業務において、困難さ・大変さを感じるのはどのような時でしょうか?また、それをどのように乗り越えていますか?

電源ICにはさまざまな制御方式による種別がありますが、私はその中でもリニアレギュレータと呼ばれるICを開発しています。リニアレギュレータは、差動増幅回路を負帰還制御するシンプルな構成のICで、まさにアナログ制御動作の真髄が詰まっているといえる製品です。構成としては昔からあるシンプルなもので、基本的な回路は大学などの教科書にも載っているものなのですが、それゆえに極限までICの性能を突き詰めようとすると非常に奥が深いものです。さらに、シンプルが故に、使用できる半導体素子の数にも制約があり、過去実績からの手法は通用しない上、一筋縄では思うような特性が出ないといった課題が沢山でてきます。最近では、チップのレイアウト設計において、回路図では現れないものの、物性上どうしても付与されてしまう寄生容量の影響により、期待した特性が出せないという課題がありました。それもfオーダー(フェムト:10のマイナス15乗)の静電容量でも影響が見えてしまう難問でした。

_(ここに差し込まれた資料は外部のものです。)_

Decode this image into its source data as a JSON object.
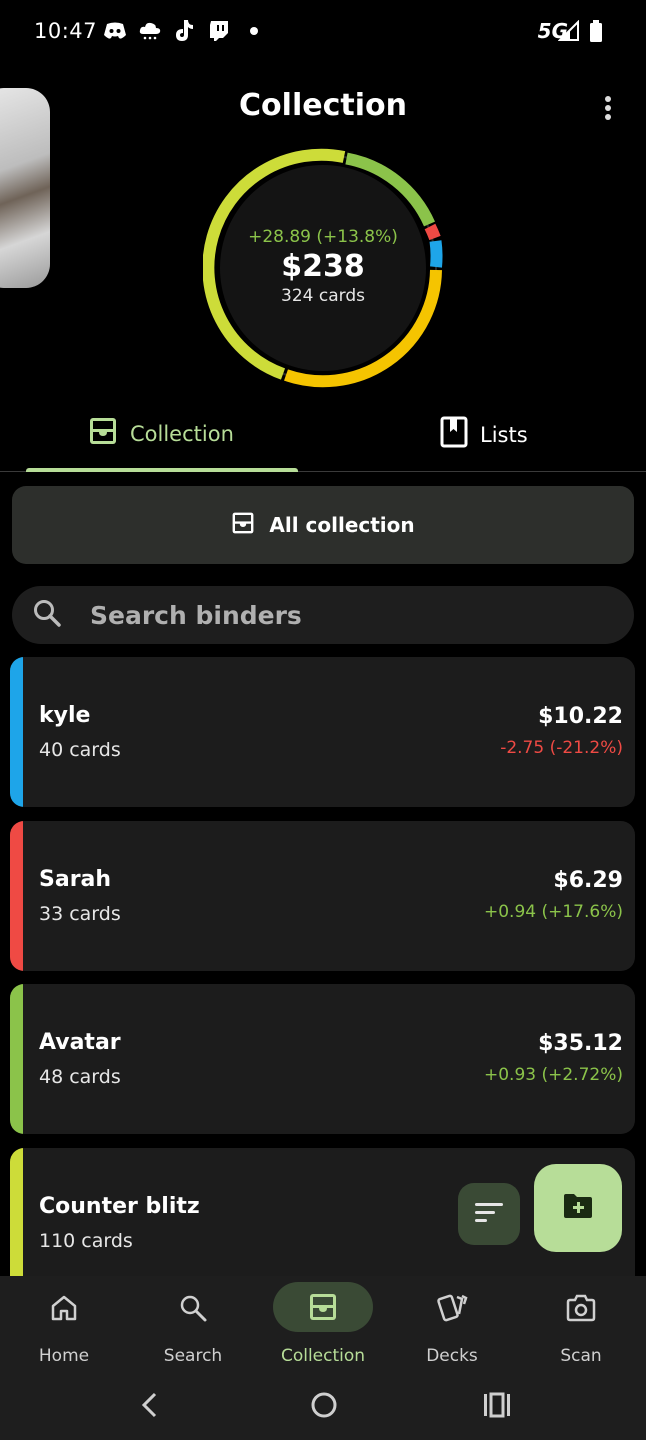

そういった制約やハードルの中で、一つ一つ課題を解決していくことになるのですが、やはり全てを乗り越えて商品まで形にするには、一人の力では限界があります(もちろん、帰り道や起床時などのふとした瞬間にひらめきが下りてくるケースもあります!それも面白いです!)。そのため、困った時はすぐにチーム数人で集まってアイディア出しを実施したり、それぞれの意見を議論してブレインストーミングしたりして、組織全体の力をもって解決を図っています。時には部門の枠を超え、他分野のスペシャリストからアドバイスをいただくこともありますし、そもそもの半導体デバイス自体から改善を図るといったことを行っています。先に挙げた例で言うと、社内の開発環境を整備する部門に依頼し、レイアウト設計ツールに工夫を凝らすことで、影響の出る配線や素子を特定し、そしてそれを基にレイアウト設計部門と私たち商品設計部門で協力して解決を図りました。ロームは過去から幅広い半導体製品を手がけてきており、社内にはその集合知を最大限に活用できる環境があります。だからこそ、こうしたブレークスルーを起こしやすいのだと感じています。

※記事内容は取材当時(2024年3月)のものです。

以上、Iさんによる「豊かな日常を支え、未来を形創る∼LSI開発・業務編∼」でした!